I have now been told literally dozens of times that "you don't have to install systemd", but no one has yet to back that up with steps for an install without it, or how to remove it from an existing install.
Out of curiousity I decided to take a look at a typical init file on this machine, running Ubuntu 14.04 LTS.
I chose apache because it was at the top of the list. The file is 410 lines long. Within the first 5 lines of code, we're in to this cryptic, barely readable shit:
SCRIPTNAME="${0##*/}"
SCRIPTNAME="${SCRIPTNAME##[KS][0-9][0-9]}"
The file also appears to be sourcing variables left, right and centre.
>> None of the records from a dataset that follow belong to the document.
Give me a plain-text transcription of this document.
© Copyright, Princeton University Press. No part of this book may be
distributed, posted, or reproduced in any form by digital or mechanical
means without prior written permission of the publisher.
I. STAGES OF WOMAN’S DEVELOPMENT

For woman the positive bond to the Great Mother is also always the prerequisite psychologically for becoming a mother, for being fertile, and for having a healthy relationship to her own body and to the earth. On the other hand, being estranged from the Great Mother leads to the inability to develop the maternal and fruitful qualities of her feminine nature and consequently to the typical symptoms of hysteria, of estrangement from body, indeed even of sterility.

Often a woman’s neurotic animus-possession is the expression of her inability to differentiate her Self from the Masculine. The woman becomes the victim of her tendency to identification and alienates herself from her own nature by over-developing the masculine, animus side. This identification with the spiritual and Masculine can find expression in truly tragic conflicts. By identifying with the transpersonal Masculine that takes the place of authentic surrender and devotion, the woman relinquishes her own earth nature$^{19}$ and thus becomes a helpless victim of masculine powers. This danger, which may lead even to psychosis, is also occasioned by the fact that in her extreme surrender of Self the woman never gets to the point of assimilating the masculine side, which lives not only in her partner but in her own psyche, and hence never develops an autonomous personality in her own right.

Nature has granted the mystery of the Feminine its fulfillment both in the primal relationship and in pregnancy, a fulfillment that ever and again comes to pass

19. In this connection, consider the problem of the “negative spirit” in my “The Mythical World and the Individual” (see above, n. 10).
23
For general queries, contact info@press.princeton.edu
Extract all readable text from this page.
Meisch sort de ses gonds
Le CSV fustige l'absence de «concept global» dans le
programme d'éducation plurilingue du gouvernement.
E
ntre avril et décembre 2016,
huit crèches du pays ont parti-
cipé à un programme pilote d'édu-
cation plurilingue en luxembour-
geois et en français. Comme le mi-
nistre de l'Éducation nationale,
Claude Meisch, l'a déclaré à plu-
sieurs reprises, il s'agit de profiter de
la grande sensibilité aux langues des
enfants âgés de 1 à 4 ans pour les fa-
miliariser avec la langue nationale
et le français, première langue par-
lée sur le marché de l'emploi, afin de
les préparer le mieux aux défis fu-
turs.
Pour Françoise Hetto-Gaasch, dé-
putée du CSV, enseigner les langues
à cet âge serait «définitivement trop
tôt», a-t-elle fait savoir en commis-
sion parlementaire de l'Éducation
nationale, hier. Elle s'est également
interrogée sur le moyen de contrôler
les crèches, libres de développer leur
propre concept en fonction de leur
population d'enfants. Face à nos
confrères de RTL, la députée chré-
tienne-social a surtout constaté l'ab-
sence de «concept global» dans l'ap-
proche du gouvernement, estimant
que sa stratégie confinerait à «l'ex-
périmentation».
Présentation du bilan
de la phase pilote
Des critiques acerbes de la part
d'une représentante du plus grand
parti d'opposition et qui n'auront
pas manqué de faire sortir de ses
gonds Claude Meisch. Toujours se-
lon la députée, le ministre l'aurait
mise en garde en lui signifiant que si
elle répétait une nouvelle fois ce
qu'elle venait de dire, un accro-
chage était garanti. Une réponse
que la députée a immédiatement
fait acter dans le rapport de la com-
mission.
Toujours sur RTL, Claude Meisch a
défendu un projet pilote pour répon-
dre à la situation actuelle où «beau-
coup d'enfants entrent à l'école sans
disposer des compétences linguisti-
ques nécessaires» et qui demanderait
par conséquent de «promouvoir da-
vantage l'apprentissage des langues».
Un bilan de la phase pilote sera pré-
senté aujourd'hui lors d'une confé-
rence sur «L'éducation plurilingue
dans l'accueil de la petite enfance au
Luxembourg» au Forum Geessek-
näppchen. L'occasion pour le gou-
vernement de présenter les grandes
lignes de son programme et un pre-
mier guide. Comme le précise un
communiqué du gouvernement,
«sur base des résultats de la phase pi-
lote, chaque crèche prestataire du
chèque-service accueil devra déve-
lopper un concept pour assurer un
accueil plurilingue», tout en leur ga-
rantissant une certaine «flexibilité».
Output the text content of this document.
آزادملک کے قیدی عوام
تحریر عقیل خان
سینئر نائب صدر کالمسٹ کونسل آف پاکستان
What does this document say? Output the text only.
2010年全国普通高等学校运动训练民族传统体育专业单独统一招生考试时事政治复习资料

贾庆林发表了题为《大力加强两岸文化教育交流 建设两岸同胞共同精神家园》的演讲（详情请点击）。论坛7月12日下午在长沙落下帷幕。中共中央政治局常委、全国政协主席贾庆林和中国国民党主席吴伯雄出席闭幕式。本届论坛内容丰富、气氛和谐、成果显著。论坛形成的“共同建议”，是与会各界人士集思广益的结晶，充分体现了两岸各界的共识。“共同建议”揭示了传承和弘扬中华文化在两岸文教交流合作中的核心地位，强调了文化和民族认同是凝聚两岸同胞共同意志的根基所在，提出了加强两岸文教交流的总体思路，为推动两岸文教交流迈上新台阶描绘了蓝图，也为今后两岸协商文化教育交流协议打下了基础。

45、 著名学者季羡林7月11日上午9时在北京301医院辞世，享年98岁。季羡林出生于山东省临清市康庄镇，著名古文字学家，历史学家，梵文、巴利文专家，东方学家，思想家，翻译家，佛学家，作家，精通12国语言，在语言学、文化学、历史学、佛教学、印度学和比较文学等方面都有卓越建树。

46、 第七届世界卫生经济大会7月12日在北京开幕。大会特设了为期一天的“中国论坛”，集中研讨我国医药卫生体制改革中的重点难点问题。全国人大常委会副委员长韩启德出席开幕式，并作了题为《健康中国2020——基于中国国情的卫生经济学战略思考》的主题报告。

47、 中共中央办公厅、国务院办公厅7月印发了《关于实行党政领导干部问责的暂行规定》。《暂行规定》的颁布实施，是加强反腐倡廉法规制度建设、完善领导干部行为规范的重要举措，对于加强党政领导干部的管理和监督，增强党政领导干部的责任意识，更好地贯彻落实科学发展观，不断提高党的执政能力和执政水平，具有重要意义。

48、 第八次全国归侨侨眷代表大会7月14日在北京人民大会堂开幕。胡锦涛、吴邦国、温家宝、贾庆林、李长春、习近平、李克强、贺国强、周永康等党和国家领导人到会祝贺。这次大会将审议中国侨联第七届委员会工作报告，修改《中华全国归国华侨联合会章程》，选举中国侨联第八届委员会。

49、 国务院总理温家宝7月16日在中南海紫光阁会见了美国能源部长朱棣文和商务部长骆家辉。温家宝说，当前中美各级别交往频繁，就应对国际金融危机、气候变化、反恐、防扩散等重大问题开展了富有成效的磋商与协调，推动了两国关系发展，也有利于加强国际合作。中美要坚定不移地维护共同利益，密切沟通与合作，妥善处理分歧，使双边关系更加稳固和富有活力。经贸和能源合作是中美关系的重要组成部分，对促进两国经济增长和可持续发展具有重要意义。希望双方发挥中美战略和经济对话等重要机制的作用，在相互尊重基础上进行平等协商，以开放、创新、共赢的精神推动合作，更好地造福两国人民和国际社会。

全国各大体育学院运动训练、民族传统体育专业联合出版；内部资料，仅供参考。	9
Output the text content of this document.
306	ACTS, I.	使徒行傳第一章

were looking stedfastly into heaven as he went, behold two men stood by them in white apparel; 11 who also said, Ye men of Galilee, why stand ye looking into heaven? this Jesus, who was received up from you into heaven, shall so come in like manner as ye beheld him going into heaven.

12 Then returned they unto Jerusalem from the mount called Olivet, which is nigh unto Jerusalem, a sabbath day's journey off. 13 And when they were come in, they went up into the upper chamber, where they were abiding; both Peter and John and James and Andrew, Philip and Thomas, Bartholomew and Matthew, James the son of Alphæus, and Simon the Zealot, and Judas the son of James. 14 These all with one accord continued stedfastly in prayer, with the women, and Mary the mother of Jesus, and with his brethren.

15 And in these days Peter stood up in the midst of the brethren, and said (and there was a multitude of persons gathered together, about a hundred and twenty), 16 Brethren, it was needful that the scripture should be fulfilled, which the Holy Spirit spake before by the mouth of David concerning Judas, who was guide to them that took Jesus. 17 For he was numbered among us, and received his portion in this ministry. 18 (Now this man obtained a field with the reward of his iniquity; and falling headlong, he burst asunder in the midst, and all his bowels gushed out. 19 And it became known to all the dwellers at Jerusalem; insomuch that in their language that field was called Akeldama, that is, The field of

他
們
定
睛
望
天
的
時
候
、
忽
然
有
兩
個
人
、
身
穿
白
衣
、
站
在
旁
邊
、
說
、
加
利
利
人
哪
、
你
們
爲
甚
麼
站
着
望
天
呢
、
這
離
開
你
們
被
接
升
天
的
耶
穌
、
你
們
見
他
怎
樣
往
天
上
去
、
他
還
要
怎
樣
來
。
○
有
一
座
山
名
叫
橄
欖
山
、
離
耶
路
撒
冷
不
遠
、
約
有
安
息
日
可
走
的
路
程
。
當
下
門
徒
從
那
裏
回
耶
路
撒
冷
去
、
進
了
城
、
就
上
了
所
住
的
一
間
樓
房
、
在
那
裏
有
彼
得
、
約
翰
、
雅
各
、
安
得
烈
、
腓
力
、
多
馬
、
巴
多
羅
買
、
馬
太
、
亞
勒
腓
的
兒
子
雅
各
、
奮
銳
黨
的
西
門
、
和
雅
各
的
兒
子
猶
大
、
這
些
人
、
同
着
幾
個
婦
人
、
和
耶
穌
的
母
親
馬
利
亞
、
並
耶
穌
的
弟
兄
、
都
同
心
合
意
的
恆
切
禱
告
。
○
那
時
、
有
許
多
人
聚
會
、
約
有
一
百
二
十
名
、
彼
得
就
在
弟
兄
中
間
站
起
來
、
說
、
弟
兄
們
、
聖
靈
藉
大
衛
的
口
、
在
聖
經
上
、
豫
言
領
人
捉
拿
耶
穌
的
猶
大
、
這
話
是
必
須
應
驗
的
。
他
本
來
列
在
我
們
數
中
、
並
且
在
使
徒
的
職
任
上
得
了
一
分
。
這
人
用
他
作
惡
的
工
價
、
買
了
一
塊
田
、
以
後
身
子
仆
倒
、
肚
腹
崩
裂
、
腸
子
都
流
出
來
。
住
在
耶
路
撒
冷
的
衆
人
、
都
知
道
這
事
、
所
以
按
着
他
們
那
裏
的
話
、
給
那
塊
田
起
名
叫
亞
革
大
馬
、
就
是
User-editable init config options have to be spun off into files their own directory (in this case /etc/defaults/apache2). They can't go in the init file itself because they evidently have to be updated by the package manager all the time. It's hardly any wonder with gems like SCRIPTNAME="${SCRIPTNAME##[KS][0-9][0-9]}" all over the place.
Then you've got the usual shitting of PID files out to persistent storage, and the same logic of checking them when starting or stopping the service - which is duplicated each time, in each init file for each service, along with the same basic shit each script has to do to determine it's environment.
I'd actually proved my suspicions within about 5 minutes of opening a few files.